Rubber-Band Ligation of Haemorrhoids with rubber-bands is a procedure through which the basis of the haemorrhoid is ligated with rubber rings, this interrupting the blood flow towards the haemorrhoid. In order to perform this procedure, the physicians inserts an optical instrument (anoscope) into the anus. The haemorrhoid is pinched with a special instrument, and a device fits the rubber ring over the basis of the haemorrhoid. The haemorrhoid atrophies and falls off in approximately one week. A scar forms at the initial haemorrhoid site, so that the adjacent veins do not swell onto the anal canal.
The procedure is performed in a medical clinic. You will be asked whether the rubber bands are too tight. If the ligature causes pain, an anaesthetic can be injected into the haemorrhoid. After the procedure, you may feel pain and a fullness sensation in the lower abdomen or a fake defecation sensation. The treatment is limited to 1-2 haemorrhoids per sessions, if the procedure is performed in a medical practice. A larger number of haemorrhoids may be treated during the same session if the patient is under general anesthesia. The other haemorrhoidal areas will be treated after 4-6 weeks.
What To Expect After The Treatment:
Patients respond differently to this procedure. Some are able to resume their daily activities almost immediately (with the recommendation to avoid heavy lifting). Other may require 2-3 days of rest.
The pain is a common syndrome 24-48 hours after the ligation. You can use acetaminophen (e.g., Tylenol) and warm sitz baths to relieve discomfort.
In order to reduce the bleeding risk, avoid aspirin or other nonsteroidal anti-inflammatory drugs (NSAIDs) for 4-5 days before and after the ligation.
Bleeding may persist for 7-10 days after the procedure, when the haemorrhoid falls off. The bleeding generally is light and tends to disappear by itself.
Physicians recommend the use of fibre-content laxatives and liquid intake in order to facilitate defecation. The pressure during defecation may cause haemorrhoid relapse.
The Importance of This Type of Treatment:
Rubber-band ligation is widely used in the treatment of internal haemorrhoids. If the symptoms persist after 3-4 treatment sessions, surgical intervention might be required. Rubber-band ligation cannot be used if the removal device is unable to grasp (vacuum, pull) a sufficient quantity of tissue. This technique is almost never recommended for IV degree haemorrhoids.
Rubber-band ligation is efficient in 7-9 out of 10 people opting for this technique. It is much less probable for the people opting for this treatment to require another technique, as compared to those using a coagulation treatment. Approximately 1 out of 10 people will require surgery.
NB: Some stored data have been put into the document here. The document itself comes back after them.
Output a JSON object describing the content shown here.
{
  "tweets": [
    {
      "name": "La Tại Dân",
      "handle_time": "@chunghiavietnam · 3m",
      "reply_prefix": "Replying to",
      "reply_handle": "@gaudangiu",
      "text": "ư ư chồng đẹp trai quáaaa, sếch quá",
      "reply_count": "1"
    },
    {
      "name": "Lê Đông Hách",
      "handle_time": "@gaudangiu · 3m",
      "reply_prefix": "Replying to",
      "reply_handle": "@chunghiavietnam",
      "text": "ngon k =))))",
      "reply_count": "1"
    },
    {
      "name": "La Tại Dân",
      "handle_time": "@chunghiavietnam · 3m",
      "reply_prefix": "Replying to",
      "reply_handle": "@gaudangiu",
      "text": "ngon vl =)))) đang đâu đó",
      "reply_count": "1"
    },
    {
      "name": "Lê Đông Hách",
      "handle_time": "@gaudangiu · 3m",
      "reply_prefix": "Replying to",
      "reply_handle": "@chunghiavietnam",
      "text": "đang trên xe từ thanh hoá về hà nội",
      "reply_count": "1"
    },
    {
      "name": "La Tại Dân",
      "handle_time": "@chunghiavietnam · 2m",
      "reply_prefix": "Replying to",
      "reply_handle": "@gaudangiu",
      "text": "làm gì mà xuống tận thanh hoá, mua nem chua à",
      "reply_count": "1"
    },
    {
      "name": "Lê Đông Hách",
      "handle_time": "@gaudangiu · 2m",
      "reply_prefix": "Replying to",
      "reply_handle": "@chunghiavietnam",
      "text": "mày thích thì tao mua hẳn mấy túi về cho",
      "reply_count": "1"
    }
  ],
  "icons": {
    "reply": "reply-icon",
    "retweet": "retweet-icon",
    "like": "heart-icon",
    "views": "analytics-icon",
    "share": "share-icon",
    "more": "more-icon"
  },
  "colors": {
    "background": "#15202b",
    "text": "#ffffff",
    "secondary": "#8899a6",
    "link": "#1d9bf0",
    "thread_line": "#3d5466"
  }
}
Though rare, secondary effects may include:
● Severe pain that does not respond to the post-procedural painkilling methods. The rubber bands may be placed close to the anal canal area hosting the pain sensory receptors;
● Anal bleeding;
● Urinary retention;
● Anal infection;
Rubber-band ligation is regarded as the most effective non-surgical long-term internal haemorrhoid treatment method. As this treatment may cause pain, some people may refrain from it. Even though other treatment methods may be less painful, they might not be as efficient, and a less efficient treatment might need to be resumed in the case of a relapse.
Haemorrhoidectomy can provide better long-term results than the fixative procedures, such as rubber-band ligation. However, the intervention is more expensive, requires a longer recovery time and has a higher associated risk of complications.